The running category hadn’t been a priority for the Adidas-owned Reebok for around seven years. When Reebok planned to introduce Floatride — billed as its first lightweight, long-distance running shoe to feature a proprietary form of technology — the biggest challenge was to build credibility with runners, according to James Woolard, brand director for Reebok.
“It is a tough sell when consumers don’t think that we have history in offering cushioned running shoes,” said Woolard. “We believe that consumers increasingly trust third-party [reviews] when it comes to the performance of your product, which drives us to invest in influencer marketing and the effectiveness of our products.”

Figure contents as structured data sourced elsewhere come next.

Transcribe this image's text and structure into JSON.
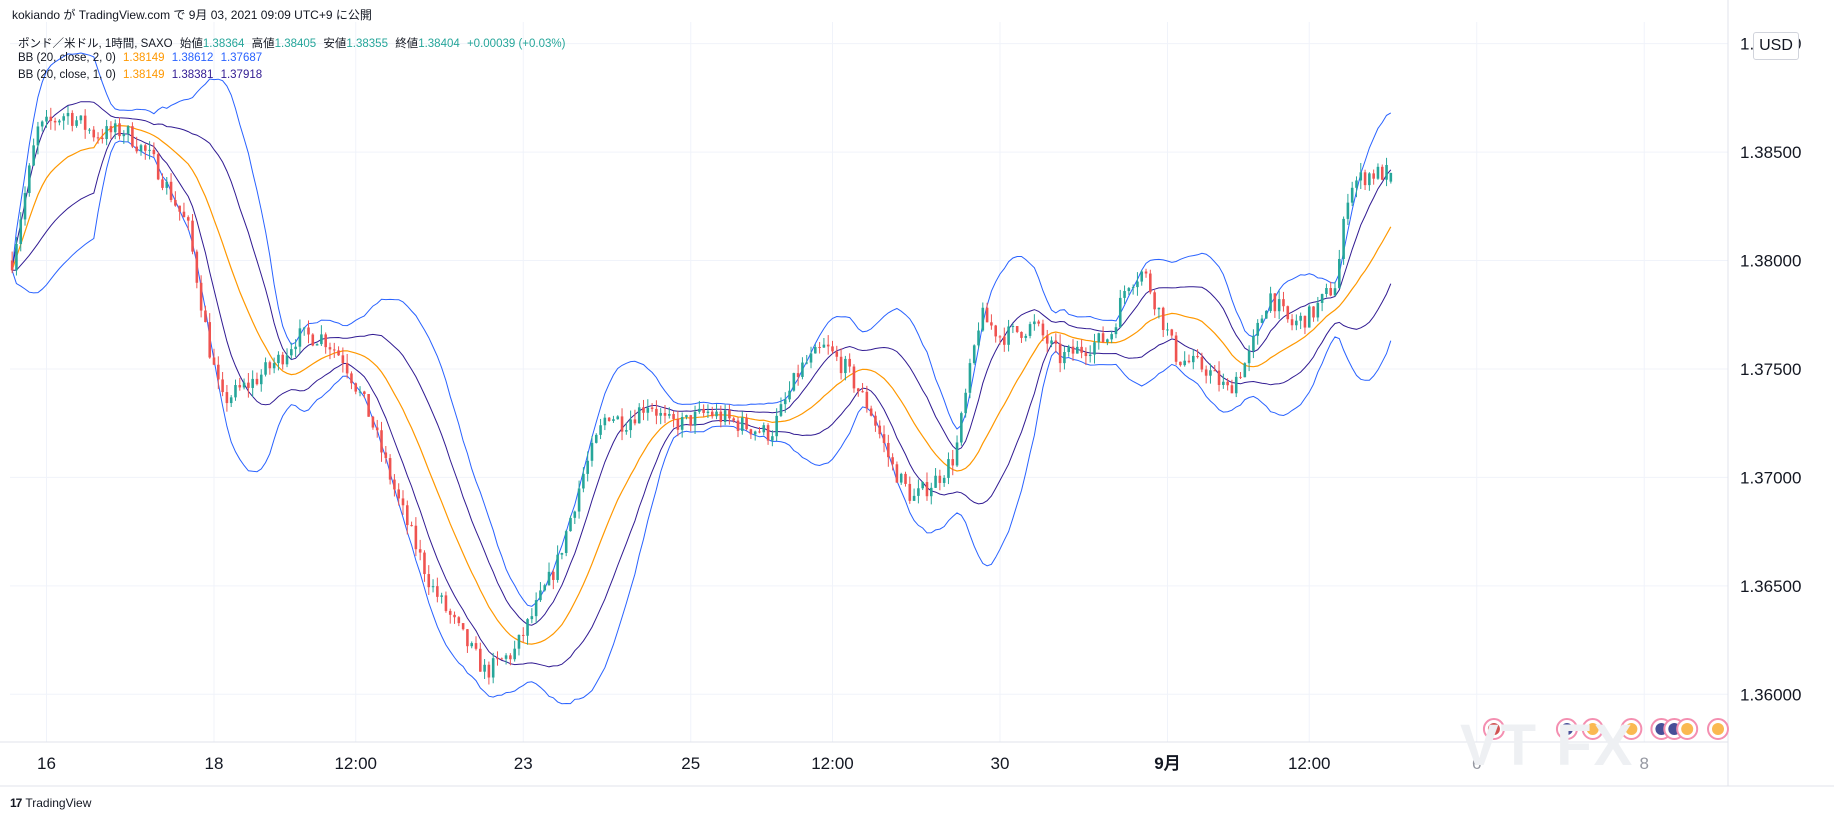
{
  "header": {
    "publisher_line": "kokiando が TradingView.com で 9月 03, 2021 09:09 UTC+9 に公開",
    "symbol": "ポンド／米ドル, 1時間, SAXO",
    "ohlc": [
      {
        "label": "始値",
        "value": "1.38364"
      },
      {
        "label": "高値",
        "value": "1.38405"
      },
      {
        "label": "安値",
        "value": "1.38355"
      },
      {
        "label": "終値",
        "value": "1.38404"
      }
    ],
    "change": "+0.00039 (+0.03%)"
  },
  "indicators": [
    {
      "name": "BB (20, close, 2, 0)",
      "values": [
        "1.38149",
        "1.38612",
        "1.37687"
      ]
    },
    {
      "name": "BB (20, close, 1, 0)",
      "values": [
        "1.38149",
        "1.38381",
        "1.37918"
      ]
    }
  ],
  "currency_button": "USD",
  "brand": "TradingView",
  "brand_logo": "17",
  "watermark": "VT FX",
  "colors": {
    "up": "#26a69a",
    "down": "#ef5350",
    "basis": "#ff9800",
    "bb2": "#2962ff",
    "bb1": "#311b92",
    "grid": "#f0f3fa",
    "price_text": "#131722"
  },
  "chart_data": {
    "type": "candlestick",
    "title": "ポンド／米ドル, 1時間, SAXO",
    "y_axis": {
      "ylim": [
        1.3578,
        1.391
      ],
      "ticks": [
        "1.39000",
        "1.38500",
        "1.38000",
        "1.37500",
        "1.37000",
        "1.36500",
        "1.36000"
      ],
      "tick_values": [
        1.39,
        1.385,
        1.38,
        1.375,
        1.37,
        1.365,
        1.36
      ]
    },
    "x_axis": {
      "labels": [
        "16",
        "18",
        "12:00",
        "23",
        "25",
        "12:00",
        "30",
        "9月",
        "12:00",
        "6",
        "8"
      ],
      "label_index": [
        8,
        47,
        80,
        119,
        158,
        191,
        230,
        269,
        302,
        341,
        380
      ],
      "bold_label": "9月"
    },
    "candle_count": 322,
    "total_slots": 400,
    "close_path_keyframes": [
      [
        0,
        1.38
      ],
      [
        6,
        1.386
      ],
      [
        13,
        1.3868
      ],
      [
        20,
        1.3858
      ],
      [
        27,
        1.386
      ],
      [
        34,
        1.3845
      ],
      [
        42,
        1.3815
      ],
      [
        47,
        1.376
      ],
      [
        50,
        1.3735
      ],
      [
        58,
        1.3745
      ],
      [
        64,
        1.3755
      ],
      [
        68,
        1.3765
      ],
      [
        74,
        1.3765
      ],
      [
        79,
        1.3755
      ],
      [
        85,
        1.373
      ],
      [
        92,
        1.369
      ],
      [
        100,
        1.365
      ],
      [
        108,
        1.3625
      ],
      [
        113,
        1.361
      ],
      [
        120,
        1.362
      ],
      [
        125,
        1.364
      ],
      [
        130,
        1.366
      ],
      [
        136,
        1.37
      ],
      [
        142,
        1.373
      ],
      [
        146,
        1.3725
      ],
      [
        152,
        1.3735
      ],
      [
        156,
        1.3725
      ],
      [
        160,
        1.3725
      ],
      [
        166,
        1.373
      ],
      [
        173,
        1.3725
      ],
      [
        181,
        1.372
      ],
      [
        188,
        1.375
      ],
      [
        194,
        1.376
      ],
      [
        199,
        1.375
      ],
      [
        205,
        1.373
      ],
      [
        210,
        1.3705
      ],
      [
        215,
        1.369
      ],
      [
        221,
        1.37
      ],
      [
        225,
        1.371
      ],
      [
        231,
        1.3775
      ],
      [
        236,
        1.3765
      ],
      [
        244,
        1.377
      ],
      [
        250,
        1.3755
      ],
      [
        256,
        1.376
      ],
      [
        262,
        1.3765
      ],
      [
        266,
        1.379
      ],
      [
        270,
        1.3795
      ],
      [
        274,
        1.3775
      ],
      [
        278,
        1.3755
      ],
      [
        285,
        1.375
      ],
      [
        290,
        1.374
      ],
      [
        295,
        1.3755
      ],
      [
        300,
        1.3785
      ],
      [
        305,
        1.377
      ],
      [
        310,
        1.3775
      ],
      [
        316,
        1.379
      ],
      [
        319,
        1.3835
      ],
      [
        324,
        1.384
      ],
      [
        329,
        1.38404
      ]
    ],
    "bb_settings": [
      {
        "name": "BB (20, close, 2, 0)",
        "length": 20,
        "mult": 2
      },
      {
        "name": "BB (20, close, 1, 0)",
        "length": 20,
        "mult": 1
      }
    ],
    "last_values": {
      "open": 1.38364,
      "high": 1.38405,
      "low": 1.38355,
      "close": 1.38404,
      "basis": 1.38149,
      "bb2_upper": 1.38612,
      "bb2_lower": 1.37687,
      "bb1_upper": 1.38381,
      "bb1_lower": 1.37918
    },
    "event_markers": [
      {
        "slot": 345,
        "icon": "us-flag-icon"
      },
      {
        "slot": 362,
        "icon": "uk-flag-icon"
      },
      {
        "slot": 368,
        "icon": "eu-flag-icon"
      },
      {
        "slot": 377,
        "icon": "eu-flag-icon"
      },
      {
        "slot": 384,
        "icon": "uk-flag-icon"
      },
      {
        "slot": 387,
        "icon": "uk-flag-icon"
      },
      {
        "slot": 390,
        "icon": "eu-flag-icon"
      },
      {
        "slot": 403,
        "icon": "eu-flag-icon"
      }
    ]
  }
}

Woolard’s team approached influencer marketing differently than most retailers. Instead of asking celebrities or content creators with big social followings to post how great Floatride was, Reebok worked with retail marketing firm Experticity to let about a 1,200-member group including sneaker salespeople and running club instructors sample the shoes for free. Then it collected their reviews through review software platform Bazaarvoice before the product launch. Reebok didn’t pay extra for positive product reviews; the only compensation was free sneakers.
“Influencers [is] a broad term. For us, they are not just people with 100,000 followers on Instagram. Instead, they are experts in the running field who work at a local footwear store or participate in a running club, for instance,” said David Pike, associate manager of brand management for Reebok. “Influencer marketing is hard to quantify, but product reviews are tangible. When people see customer reviews for a new product, they feel more informed and confident to buy.”
Kevin Knight, CMO for Experticity, said his team designed a content hub to show the running experts that Reebok was as well-positioned to make a high-performing running shoe as it was back in 1909, the year Reebok made its first running shoe. The hub also featured interviews with Reebok’s research and development team covering how they created Floatride. Reebok encouraged those running experts to write product reviews and spread the word on their own social channels.
The day Reebok officially introduced Floatride, the sneaker had already amassed over 600 product reviews in three months on its website, according to Pike. Reebok also collaborated with ReebokOne, its own community of more than 132,000 fitness instructors, to advocate Floatride.
As Reebok expands in running shoes, influencer advocacy will continue to play a pivotal role of its marketing strategy, said Woolard.
“We are committed to this approach because we want to have two-way conversations with consumers. Their feedback — even if it is negative — helps us make adjustments,” he said. “We have built product launches on social-based fitness crazes in the CrossFit community, so we will apply that to other categories like running.”